Challenge: Brain disorders such as autism, major depressive disorder and Alzheimer’s disease are among the greatest medical challenges of our era. Many drugs targeting the central nervous system (CNS) have been developed to modulate G-protein coupled receptors, ion channels or transporters, with mitigated success. There remains a shortage of disease-relevant targets that can be harnessed for drug discovery to treat the onset and progression of brain disorders/diseases.

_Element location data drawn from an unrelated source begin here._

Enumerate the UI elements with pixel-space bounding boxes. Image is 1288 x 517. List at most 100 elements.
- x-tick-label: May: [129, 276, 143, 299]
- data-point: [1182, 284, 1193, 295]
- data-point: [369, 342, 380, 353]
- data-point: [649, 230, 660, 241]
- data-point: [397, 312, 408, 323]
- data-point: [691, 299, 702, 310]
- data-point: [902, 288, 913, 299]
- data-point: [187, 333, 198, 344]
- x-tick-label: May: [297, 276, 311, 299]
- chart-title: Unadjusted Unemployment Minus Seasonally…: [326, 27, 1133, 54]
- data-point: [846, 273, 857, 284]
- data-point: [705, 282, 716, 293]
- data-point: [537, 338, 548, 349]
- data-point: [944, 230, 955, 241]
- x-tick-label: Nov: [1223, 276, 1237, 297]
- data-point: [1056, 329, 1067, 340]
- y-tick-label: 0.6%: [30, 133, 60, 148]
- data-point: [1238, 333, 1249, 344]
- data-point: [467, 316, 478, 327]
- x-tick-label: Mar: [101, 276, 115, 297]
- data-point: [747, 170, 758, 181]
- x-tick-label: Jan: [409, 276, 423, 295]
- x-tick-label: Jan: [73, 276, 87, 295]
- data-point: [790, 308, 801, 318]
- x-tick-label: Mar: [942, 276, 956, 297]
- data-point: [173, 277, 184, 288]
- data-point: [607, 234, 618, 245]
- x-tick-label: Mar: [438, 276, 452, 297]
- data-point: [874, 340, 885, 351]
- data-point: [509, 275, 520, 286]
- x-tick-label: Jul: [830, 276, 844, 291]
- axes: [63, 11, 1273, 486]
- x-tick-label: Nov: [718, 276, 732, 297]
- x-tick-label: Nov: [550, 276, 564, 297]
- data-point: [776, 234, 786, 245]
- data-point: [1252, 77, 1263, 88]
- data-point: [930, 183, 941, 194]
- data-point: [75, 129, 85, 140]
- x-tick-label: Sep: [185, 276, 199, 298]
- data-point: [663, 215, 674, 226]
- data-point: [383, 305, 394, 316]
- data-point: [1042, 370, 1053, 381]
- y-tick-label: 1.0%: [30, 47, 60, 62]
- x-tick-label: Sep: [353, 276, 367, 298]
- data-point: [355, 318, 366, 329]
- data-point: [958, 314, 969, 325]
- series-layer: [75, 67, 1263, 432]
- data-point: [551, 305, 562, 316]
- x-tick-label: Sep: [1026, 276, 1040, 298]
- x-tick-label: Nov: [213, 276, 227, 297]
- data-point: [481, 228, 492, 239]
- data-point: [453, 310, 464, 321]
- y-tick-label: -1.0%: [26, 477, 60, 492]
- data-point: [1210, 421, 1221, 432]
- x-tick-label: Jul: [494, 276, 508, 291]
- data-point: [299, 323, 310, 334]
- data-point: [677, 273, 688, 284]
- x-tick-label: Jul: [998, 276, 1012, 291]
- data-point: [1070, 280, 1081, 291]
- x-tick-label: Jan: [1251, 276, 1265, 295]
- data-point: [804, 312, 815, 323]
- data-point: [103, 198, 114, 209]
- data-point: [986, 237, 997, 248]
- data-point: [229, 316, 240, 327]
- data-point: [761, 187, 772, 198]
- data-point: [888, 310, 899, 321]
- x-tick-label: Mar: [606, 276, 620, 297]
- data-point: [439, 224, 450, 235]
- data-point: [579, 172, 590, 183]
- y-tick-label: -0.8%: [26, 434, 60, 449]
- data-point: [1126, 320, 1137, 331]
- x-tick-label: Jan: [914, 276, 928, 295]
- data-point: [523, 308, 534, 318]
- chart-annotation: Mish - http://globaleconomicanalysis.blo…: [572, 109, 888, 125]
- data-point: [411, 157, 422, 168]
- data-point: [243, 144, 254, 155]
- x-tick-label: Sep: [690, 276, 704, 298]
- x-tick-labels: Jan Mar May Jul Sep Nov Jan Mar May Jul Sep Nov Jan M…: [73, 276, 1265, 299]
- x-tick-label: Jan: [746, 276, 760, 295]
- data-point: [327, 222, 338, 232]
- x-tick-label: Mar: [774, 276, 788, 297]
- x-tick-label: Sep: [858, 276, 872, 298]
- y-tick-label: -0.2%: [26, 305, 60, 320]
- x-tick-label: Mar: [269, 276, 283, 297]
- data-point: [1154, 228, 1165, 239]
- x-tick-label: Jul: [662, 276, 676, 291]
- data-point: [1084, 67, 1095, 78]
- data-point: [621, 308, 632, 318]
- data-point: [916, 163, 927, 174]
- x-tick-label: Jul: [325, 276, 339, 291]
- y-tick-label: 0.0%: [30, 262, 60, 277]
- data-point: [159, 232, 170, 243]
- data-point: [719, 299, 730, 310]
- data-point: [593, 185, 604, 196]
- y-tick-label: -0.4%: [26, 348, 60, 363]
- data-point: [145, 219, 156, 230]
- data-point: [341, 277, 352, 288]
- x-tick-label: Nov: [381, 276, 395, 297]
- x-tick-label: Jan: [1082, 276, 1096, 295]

Solution: This project focused on RNA-binding proteins (RBPs) as untapped therapeutic targets because of their important role in the brain. Members of the RBP family provide powerful post-transcriptional control over cellular phenotype. The team’s goal was to develop a first-in-kind sensitive, adaptable, and validated high–throughput–screening (HTS) platform called ShARP for Screenable Assays for RNA-binding Proteins, based on the use of specific untranslated regions (UTRs) that are targeted by RBPs to modulate recruitment of messenger RNA to ribosomes during protein synthesis. Screening cell-based assays were developed for one such RBP, FXR1, though not compatible with HTS yet. Novel 5’ and 3’-UTR reporter libraries and associated RBP sequence databases were generated and are available for RBP screening. The platform was tested in partnership with Simon Fraser University on FXR1, a demonstration that this RBP could be targeted and its activity inhibited or activated using small pharmacological molecules. 

Achievements: A first platform to screen new CNS-relevant drugs that target the RBP family was elaborated and tested, opening the path for RBPs to be considered and validated as promising therapeutic targets in neurological diseases.